Honda Motor became the first Japanese automaker to announce plans to phase out sales of gasoline-powered cars.
The company set 2040 as the date to phase out gasoline-powered cars, giving its new CEO Toshihiro Mibe an opportunity to put his stamp on the 84-year-old firm.
“It’s a very bold target,” admitted Yachiyo Tanaka, an analyst at automotive research company Fourin. “Honda has pledged to pull ahead of other automakers by introducing the latest technologies.”
The move aligns with Prime Minister Yoshihide Suga’s goal of achieving carbon neutrality by 2050. With electric vehicle (EV) penetration at just 1% in Japan, the country has some distance to go before meeting that target.
The company’s pledge stretches beyond Japan’s borders. BloombergNEF predicts global sales of EVs will soar to 14 million by 2025, up from 3.1 million in 2020. Honda receives around 56% of its revenue from North American sales.

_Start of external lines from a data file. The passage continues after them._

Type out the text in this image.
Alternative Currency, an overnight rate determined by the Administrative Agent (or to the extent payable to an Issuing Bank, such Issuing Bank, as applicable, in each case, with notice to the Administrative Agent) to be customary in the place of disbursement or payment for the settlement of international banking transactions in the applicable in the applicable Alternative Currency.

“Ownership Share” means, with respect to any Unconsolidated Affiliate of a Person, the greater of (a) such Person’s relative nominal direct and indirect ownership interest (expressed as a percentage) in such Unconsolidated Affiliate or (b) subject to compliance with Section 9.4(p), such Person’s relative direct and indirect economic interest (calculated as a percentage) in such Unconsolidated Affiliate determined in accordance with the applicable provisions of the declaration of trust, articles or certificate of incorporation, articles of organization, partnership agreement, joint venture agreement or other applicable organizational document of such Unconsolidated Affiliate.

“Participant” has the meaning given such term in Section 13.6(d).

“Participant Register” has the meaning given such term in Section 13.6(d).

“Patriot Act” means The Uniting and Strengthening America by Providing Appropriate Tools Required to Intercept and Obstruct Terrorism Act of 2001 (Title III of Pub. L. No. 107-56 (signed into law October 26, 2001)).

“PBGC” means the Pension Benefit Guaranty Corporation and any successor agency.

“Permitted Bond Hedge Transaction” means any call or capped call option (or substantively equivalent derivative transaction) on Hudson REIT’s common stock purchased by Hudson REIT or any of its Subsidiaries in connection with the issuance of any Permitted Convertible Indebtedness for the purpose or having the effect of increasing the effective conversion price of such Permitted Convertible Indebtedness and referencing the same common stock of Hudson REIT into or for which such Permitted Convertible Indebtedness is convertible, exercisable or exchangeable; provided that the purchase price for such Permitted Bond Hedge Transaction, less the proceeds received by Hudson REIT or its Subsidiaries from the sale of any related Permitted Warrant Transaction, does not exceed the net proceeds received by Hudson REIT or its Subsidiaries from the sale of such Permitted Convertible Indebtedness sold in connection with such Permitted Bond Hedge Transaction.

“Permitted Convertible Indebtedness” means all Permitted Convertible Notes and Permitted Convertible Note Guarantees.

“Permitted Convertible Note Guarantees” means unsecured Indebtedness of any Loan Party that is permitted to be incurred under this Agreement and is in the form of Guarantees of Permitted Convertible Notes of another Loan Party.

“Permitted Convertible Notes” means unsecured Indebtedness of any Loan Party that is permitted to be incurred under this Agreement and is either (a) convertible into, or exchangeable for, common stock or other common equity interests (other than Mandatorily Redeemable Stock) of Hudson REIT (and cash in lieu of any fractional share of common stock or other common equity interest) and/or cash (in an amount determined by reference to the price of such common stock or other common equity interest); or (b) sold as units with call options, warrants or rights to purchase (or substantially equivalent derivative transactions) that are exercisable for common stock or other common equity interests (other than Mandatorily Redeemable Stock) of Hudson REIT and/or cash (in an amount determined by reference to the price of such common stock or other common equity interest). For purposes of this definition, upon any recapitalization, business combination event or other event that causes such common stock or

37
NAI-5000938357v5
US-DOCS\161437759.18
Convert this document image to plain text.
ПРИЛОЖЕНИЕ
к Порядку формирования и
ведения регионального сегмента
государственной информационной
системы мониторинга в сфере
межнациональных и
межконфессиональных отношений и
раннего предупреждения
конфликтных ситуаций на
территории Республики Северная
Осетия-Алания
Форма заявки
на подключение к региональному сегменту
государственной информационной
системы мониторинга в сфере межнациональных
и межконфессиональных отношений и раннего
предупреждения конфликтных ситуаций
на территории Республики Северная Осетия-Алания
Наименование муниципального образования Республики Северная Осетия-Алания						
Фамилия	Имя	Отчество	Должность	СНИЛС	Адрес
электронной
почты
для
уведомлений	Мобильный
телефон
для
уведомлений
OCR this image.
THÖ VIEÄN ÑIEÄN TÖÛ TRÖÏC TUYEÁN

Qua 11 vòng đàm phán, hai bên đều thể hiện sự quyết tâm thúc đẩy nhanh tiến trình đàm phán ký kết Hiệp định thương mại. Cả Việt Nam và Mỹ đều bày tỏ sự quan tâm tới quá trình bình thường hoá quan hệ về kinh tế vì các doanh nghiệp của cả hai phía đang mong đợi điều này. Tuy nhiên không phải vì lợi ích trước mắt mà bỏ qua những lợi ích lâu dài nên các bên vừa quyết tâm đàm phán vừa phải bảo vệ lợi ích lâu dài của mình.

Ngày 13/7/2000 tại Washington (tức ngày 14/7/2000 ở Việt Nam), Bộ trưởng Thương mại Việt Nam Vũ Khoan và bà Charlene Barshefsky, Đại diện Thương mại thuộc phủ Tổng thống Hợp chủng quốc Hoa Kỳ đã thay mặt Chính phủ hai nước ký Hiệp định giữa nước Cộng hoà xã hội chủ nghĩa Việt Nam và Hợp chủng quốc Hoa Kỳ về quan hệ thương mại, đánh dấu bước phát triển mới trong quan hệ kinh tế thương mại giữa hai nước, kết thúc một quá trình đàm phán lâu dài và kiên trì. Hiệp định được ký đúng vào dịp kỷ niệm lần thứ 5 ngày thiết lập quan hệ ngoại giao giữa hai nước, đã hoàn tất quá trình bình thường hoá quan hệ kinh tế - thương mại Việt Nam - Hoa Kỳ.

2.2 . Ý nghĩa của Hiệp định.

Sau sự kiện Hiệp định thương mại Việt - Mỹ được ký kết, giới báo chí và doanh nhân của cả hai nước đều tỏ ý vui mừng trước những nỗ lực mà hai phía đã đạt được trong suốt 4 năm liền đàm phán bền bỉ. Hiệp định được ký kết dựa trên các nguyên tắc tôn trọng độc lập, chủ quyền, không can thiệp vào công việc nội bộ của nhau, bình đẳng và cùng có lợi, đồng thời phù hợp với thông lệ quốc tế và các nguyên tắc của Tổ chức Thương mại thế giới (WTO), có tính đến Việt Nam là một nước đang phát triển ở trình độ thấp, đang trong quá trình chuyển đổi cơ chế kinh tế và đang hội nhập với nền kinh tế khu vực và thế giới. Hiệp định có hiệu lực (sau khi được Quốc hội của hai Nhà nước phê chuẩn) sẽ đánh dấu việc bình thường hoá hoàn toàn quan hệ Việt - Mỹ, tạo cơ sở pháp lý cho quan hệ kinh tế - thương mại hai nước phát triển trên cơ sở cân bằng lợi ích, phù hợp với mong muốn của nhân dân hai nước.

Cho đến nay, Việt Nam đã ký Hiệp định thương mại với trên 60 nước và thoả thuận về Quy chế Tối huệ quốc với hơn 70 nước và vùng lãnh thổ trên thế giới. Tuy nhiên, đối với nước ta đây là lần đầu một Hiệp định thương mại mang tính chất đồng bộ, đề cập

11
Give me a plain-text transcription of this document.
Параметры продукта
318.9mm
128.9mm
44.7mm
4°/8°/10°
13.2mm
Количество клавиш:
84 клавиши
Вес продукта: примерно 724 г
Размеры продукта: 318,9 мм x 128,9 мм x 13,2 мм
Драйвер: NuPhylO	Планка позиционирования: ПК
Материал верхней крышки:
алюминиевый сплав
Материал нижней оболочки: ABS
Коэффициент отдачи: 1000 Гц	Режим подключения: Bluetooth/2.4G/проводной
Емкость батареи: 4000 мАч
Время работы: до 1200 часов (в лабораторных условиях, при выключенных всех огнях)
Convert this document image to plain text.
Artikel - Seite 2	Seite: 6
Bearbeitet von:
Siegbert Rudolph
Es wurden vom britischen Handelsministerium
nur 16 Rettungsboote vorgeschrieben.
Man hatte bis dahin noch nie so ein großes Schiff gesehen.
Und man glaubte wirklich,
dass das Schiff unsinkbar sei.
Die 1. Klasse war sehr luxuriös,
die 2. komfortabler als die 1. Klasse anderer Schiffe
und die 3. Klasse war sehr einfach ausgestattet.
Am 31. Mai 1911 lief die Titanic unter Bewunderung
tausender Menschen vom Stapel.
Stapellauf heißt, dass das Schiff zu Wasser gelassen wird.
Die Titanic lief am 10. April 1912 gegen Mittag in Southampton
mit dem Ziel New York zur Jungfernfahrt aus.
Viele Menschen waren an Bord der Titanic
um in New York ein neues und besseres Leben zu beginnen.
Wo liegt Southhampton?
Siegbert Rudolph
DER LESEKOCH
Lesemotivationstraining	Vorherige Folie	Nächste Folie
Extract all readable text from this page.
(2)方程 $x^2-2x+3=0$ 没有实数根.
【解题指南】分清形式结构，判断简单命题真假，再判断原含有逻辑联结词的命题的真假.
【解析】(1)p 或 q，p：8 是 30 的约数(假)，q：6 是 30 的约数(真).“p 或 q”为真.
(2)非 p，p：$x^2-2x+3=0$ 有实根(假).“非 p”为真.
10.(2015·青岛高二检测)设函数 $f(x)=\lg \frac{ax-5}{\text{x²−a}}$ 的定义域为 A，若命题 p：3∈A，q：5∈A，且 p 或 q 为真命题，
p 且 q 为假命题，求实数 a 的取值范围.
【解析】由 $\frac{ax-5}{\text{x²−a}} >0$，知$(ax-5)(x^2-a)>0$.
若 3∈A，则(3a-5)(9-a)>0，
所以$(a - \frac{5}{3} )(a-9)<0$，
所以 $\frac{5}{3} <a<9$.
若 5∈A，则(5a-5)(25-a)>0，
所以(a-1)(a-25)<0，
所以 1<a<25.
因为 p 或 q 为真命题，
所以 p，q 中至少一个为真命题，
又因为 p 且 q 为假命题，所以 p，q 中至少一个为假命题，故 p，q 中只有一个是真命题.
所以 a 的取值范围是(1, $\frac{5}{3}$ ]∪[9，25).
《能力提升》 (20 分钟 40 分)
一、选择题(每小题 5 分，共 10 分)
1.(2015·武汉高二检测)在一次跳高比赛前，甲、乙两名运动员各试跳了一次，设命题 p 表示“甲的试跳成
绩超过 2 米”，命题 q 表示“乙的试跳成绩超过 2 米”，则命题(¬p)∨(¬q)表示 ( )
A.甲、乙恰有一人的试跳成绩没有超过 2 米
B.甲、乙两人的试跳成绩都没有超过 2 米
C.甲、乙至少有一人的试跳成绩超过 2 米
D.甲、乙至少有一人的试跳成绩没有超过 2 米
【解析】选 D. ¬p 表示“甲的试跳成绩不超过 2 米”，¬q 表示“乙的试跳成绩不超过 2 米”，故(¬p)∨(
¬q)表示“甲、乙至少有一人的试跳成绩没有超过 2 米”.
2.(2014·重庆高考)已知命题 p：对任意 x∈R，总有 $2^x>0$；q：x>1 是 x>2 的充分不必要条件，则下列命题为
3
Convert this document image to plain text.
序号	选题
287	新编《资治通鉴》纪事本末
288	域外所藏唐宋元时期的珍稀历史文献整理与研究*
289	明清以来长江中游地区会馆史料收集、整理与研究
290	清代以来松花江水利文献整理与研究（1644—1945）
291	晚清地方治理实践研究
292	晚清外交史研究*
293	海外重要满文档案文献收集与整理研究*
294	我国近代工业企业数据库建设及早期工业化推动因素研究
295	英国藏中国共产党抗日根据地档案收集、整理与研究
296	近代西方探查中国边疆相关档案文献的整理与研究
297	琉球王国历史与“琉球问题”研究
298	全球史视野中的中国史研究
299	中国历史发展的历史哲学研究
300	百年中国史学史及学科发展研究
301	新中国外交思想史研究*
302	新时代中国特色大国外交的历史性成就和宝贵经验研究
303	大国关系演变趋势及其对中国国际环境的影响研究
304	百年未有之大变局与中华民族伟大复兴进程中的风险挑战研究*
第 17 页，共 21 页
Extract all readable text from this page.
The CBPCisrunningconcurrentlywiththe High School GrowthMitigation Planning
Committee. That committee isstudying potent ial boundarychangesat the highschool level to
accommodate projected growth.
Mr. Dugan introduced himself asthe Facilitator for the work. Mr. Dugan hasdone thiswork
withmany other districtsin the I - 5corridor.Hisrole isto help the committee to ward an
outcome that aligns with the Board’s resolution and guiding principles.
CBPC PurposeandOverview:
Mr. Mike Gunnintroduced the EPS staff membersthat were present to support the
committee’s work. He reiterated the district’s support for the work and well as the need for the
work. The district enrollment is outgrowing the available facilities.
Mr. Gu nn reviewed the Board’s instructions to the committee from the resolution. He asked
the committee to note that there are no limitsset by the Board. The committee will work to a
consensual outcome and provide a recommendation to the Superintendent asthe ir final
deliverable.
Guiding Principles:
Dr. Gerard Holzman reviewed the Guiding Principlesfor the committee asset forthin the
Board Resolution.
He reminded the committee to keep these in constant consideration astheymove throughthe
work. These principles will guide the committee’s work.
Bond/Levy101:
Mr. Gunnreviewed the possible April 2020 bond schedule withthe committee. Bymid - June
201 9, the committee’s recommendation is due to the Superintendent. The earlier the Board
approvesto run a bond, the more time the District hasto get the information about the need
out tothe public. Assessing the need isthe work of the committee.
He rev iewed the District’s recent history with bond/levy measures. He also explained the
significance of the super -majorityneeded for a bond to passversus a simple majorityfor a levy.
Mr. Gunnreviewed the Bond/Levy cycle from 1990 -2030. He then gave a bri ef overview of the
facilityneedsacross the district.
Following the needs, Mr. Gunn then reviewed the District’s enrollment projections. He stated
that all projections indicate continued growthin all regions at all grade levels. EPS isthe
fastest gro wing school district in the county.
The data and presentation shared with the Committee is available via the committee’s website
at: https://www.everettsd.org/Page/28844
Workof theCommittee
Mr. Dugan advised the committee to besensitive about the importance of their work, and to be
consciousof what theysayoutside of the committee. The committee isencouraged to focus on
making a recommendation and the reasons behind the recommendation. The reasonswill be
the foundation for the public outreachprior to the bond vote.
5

Honda also announces plans to unveil two new electric motorcycles by 2024 as well as 10 new EV cars in China within five years. Motorcycles represent just 14% of Honda’s total revenue but their sales volumes are far greater. The automaker sells around 15 million motorcycles a year versus 4.5 million cars. BloombergNEF forecasts that number will grow to 78 million by 2040.
Honda formed a consortium in March with Yamaha Motor Co., KTM AG and Piaggio &C SpA to develop swappable battery standards for electric two-wheelers, tricycles and quadricycles.
Mibe called Japan’s target for carbon neutrality “reasonable” and reported Honda will form alliances if needed to meet its goals.
“We can’t postpone making an effort then expect to reach the target at the last minute,” Mibe said. He also admitted selling only zero-emission vehicles by 2040 would be an “uphill struggle.”
Critics report Honda’s goal is unrealistic. Ford Motor Co. doesn’t expect to be carbon neutral until 2050. And Toyota has put is emphasis on hybrids.
Takeshi Miyao, an analyst at Carnorama, suggested the move was a short-term tactic to grab stakeholder attention and shift it from Toyota. “Honda has no choice but to unveil a plan that’s almost opposite to appeal to investors,” he said.